CLINICO-EPIDEMIOLOGICAL PROFILE AND TREATMENT OUTCOMES OF TUBERCULOSIS PATIENTS DIAGNOSED AT 2 DESIGNATED MICROSCOPY CENTRES (DMCS) IN NEW DELHI, INDIA
Journal: International Journal of Advanced Research (Vol.12, No. 08)Publication Date: 2024-08-14
Authors : Krishna Mohan Aftab Alam Ranjana Patnaik Khalid Umer Khayyam MD; Salik Umer Khayyam MBBS;
Page : 271-278
Keywords : Tuberculosis Treatment Outcome Nikshay Notification Directly Observed Treatment Short Course;
Abstract
Objective: To study the clinical-epidemiological profile and treatment outcomes of tuberculosis patients diagnosed at two designated microscopy centres (DMCs) in New Delhi, India. Methods: Data was collected from the available treatment records as well as from the online notification platform Nikshay, for the patients diagnosed in the period 01 October 2021 to 30 June 2022 and analysed. Results:This study involved 1181 patients in total, of which 536 (43.39%) were male, 644 (54.53%) were female, and 1 (0.08%) identified as transgender. 382 (32.34%) had pulmonary, 642 (54.36%) had extrapulmonary and 157 patients (13.29%) had both pulmonary and extrapulmonary TB. 1071 (90.68%) were newly diagnosed, the remaining 110 (9.31%) being re-treatment cases.
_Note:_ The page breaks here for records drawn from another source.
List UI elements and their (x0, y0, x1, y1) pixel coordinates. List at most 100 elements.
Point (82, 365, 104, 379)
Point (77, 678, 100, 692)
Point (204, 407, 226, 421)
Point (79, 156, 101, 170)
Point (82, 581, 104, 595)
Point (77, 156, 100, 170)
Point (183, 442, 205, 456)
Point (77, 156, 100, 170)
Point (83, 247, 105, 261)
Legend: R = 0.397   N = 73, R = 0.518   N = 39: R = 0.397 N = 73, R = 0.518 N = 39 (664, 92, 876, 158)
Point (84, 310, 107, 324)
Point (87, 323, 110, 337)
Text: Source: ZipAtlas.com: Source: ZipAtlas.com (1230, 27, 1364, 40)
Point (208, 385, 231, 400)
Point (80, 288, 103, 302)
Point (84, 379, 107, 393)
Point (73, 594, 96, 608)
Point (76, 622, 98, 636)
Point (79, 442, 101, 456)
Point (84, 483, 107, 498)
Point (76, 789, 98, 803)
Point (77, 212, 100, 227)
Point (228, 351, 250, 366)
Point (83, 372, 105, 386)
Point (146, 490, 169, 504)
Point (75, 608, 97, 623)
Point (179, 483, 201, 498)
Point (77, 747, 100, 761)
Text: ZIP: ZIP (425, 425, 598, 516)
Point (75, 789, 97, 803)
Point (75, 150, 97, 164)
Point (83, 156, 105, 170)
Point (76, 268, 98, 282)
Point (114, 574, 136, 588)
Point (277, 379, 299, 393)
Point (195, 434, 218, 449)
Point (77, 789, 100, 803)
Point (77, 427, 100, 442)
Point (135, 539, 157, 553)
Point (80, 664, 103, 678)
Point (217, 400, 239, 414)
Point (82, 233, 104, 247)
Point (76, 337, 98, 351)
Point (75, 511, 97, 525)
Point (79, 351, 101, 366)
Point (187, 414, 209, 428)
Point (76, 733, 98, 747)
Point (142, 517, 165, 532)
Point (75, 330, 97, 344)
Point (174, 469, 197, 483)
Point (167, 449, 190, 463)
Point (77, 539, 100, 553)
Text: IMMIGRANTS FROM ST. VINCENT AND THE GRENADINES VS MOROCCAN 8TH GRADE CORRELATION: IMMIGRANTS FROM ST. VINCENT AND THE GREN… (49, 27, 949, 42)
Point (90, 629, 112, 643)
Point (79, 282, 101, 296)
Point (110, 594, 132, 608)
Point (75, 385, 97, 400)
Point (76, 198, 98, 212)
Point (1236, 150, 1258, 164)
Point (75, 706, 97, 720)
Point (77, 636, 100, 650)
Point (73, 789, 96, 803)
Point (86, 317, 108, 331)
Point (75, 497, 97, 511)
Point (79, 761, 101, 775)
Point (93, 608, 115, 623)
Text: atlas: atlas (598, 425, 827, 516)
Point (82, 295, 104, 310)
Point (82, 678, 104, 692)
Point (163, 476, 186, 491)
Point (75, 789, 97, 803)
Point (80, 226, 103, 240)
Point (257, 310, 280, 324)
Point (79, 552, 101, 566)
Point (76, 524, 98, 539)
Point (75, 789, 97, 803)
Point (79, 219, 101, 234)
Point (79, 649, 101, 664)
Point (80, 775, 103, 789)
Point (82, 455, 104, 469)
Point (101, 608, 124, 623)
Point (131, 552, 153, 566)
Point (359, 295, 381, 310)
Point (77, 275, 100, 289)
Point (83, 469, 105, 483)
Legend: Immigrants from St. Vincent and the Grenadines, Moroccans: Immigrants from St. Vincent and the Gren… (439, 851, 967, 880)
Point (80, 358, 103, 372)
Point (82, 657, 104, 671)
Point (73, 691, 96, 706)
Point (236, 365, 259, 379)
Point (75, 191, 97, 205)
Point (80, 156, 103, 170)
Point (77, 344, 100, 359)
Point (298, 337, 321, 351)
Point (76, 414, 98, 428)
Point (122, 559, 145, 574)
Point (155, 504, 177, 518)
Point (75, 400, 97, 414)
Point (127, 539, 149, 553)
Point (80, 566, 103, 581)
Out of 116 patients that underwent testing for suspected drug resistance, rifampicin resistance (RR) was detected in 7 cases (6.86%) and multi-drug resistance (MDR-TB) was detected in 1 (0.98%). 2 additional patients were diagnosed clinically as MDR-TB and all 10 given the PMDT regimen. 133 (11.26%) were deemed cured, 806 (68.25%) successfully completed treatment, 79 (6.68%) were lost to follow-up, 45 (3.81%) died, 9 (0.76%) were failures and in 14 (1.18%) patients, treatment regimen was changed. Outcome was not reported for 24 (2.03%) and not evaluated for 71 (6.01%). Conclusion:India has adopted a successful endeavour for case notification of TB patients through the web-based portal, Nikshay. Periodic training for the field staff on data quality and completeness can be implemented for better harmonization. Higher proportion of treatment success under programmatic conditions is encouraging for TB control efforts.